Aujourd’hui, il a pris soin de bien épousseter sa casquette vert kaki large comme un disque d’athlétisme grec. Il s’est rasé, tout frais et chemine doucement le long de la rue rouge de poussière.
Quelques chars militaires le dépassent et des adolescents crient, le saluent. Certains titubent déjà. Fiers, l’arrogance accrochée aux lèvres.
C’est les yeux brillants de fierté qu’il reçoit, vêtu de son costume vert, les tulipes rouges et roses des enfants emplis d’une gratitude que l’Europe a oublié. De ses yeux bleus délavés fuse la fierté d’appartenir à un pays qui se souvient. La ville est rouge. Rouge de tulipe, rouge de drapeaux et lui porte l’or de ses médailles. Rouge sombre sang. Il marche lentement sur la route où enflent et gonflent les particules elle aussi. Son sourire s’est figé, ses yeux se souviennent des combats et il entend la foule qui acclame des hommes simples devenus vieux.

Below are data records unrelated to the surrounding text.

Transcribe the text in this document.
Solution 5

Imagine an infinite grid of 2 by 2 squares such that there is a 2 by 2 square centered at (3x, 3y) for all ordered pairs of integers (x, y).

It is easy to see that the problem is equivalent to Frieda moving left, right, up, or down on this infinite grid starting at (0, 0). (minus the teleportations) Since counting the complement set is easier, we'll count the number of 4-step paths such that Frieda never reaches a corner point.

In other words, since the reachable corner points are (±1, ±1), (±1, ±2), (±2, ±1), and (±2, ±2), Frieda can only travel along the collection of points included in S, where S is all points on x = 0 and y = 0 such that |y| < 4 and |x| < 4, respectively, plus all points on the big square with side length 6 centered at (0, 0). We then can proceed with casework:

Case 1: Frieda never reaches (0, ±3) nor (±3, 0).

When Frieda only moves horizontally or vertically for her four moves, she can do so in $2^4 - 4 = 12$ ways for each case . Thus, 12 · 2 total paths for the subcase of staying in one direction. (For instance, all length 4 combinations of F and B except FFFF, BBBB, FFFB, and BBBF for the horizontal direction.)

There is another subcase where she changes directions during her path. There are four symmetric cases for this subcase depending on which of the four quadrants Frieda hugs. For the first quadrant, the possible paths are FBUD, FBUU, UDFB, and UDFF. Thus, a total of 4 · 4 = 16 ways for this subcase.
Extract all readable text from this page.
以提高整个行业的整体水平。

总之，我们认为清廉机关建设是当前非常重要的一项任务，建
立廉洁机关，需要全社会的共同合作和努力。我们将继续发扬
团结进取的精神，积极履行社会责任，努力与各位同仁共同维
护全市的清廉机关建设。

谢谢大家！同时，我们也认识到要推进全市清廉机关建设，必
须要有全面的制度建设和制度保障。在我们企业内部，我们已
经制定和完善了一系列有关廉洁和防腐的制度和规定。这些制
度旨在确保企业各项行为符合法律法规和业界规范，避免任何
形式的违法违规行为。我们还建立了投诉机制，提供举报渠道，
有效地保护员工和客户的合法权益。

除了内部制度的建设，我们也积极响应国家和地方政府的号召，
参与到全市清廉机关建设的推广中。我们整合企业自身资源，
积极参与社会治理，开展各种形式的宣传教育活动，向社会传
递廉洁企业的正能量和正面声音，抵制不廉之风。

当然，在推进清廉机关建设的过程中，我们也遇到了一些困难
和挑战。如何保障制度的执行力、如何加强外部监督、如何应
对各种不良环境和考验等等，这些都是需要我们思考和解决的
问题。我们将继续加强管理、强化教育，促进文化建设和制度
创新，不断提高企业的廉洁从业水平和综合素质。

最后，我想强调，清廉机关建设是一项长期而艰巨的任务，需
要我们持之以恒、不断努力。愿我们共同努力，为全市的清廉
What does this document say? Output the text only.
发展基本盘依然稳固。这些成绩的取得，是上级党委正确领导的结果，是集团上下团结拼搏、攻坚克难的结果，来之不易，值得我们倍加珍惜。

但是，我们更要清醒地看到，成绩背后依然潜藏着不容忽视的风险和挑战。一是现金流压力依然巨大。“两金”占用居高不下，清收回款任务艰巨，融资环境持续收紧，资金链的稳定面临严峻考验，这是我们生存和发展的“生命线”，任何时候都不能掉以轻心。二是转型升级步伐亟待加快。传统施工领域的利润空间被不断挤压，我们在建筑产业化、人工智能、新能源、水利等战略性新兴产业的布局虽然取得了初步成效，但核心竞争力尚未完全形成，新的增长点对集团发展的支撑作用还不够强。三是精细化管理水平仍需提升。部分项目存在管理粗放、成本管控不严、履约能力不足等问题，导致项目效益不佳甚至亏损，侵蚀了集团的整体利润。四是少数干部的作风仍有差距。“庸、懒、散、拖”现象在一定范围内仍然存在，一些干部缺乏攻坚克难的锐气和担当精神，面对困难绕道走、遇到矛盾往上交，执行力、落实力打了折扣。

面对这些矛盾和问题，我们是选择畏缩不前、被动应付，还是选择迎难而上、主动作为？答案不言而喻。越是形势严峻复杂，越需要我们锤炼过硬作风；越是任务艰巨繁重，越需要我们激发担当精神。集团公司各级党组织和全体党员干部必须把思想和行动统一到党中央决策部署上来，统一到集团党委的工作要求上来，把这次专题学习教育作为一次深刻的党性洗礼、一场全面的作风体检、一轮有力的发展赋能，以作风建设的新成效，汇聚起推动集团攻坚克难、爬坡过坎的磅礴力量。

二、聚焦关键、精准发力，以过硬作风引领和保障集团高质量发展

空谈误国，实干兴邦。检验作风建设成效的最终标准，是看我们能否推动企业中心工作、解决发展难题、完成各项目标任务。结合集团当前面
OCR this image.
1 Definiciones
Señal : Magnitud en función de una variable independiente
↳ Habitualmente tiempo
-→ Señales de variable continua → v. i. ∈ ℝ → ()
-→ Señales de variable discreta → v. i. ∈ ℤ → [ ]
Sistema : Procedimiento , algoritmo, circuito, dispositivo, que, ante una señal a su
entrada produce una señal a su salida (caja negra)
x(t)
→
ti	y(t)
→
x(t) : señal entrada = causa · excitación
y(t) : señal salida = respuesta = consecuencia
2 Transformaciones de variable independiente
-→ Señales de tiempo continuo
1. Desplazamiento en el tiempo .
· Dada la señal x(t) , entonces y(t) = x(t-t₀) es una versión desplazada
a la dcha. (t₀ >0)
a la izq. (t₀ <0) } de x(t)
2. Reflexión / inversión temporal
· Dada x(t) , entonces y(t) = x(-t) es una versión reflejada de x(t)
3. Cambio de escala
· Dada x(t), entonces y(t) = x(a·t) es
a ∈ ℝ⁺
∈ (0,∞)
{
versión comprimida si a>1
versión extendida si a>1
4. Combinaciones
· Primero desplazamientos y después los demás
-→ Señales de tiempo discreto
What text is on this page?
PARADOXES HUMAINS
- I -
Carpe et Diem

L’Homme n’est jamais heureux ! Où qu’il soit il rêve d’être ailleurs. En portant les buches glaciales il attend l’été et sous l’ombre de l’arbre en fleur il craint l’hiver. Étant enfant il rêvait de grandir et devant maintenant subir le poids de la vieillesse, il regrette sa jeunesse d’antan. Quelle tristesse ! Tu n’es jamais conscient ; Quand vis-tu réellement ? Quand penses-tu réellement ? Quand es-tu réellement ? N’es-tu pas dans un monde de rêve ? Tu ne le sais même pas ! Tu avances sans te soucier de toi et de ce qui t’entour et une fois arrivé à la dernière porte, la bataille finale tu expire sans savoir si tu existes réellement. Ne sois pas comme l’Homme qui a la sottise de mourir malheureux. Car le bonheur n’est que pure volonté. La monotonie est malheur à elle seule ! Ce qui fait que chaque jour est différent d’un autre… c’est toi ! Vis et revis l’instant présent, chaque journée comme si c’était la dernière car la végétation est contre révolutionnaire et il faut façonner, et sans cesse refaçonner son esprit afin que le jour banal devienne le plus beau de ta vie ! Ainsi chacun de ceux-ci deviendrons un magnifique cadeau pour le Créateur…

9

Tous applaudissent et lui ivre de cette reconnaissance fait un signe de main à ses amis tapissés de médailles. Les tulipes rouges et roses ornent ses mains plissées sous l’âge. Il y en a des blanches. Et les drapeaux claquent narguant le soleil rieur. Il plissent un peu mieux son regard d’acier et sa peau brune, tannée par l’âge et le temps, pour apercevoir les courses à pied données en leur honneur à tous. Sa poitrine enfle, il serre un peu plus fort le parfum pourpre et entêtant des brassées tandis que les enfants croisés continuent de le fleurir.
La Russie se souvient, l’Europe tombe dans l’oubli.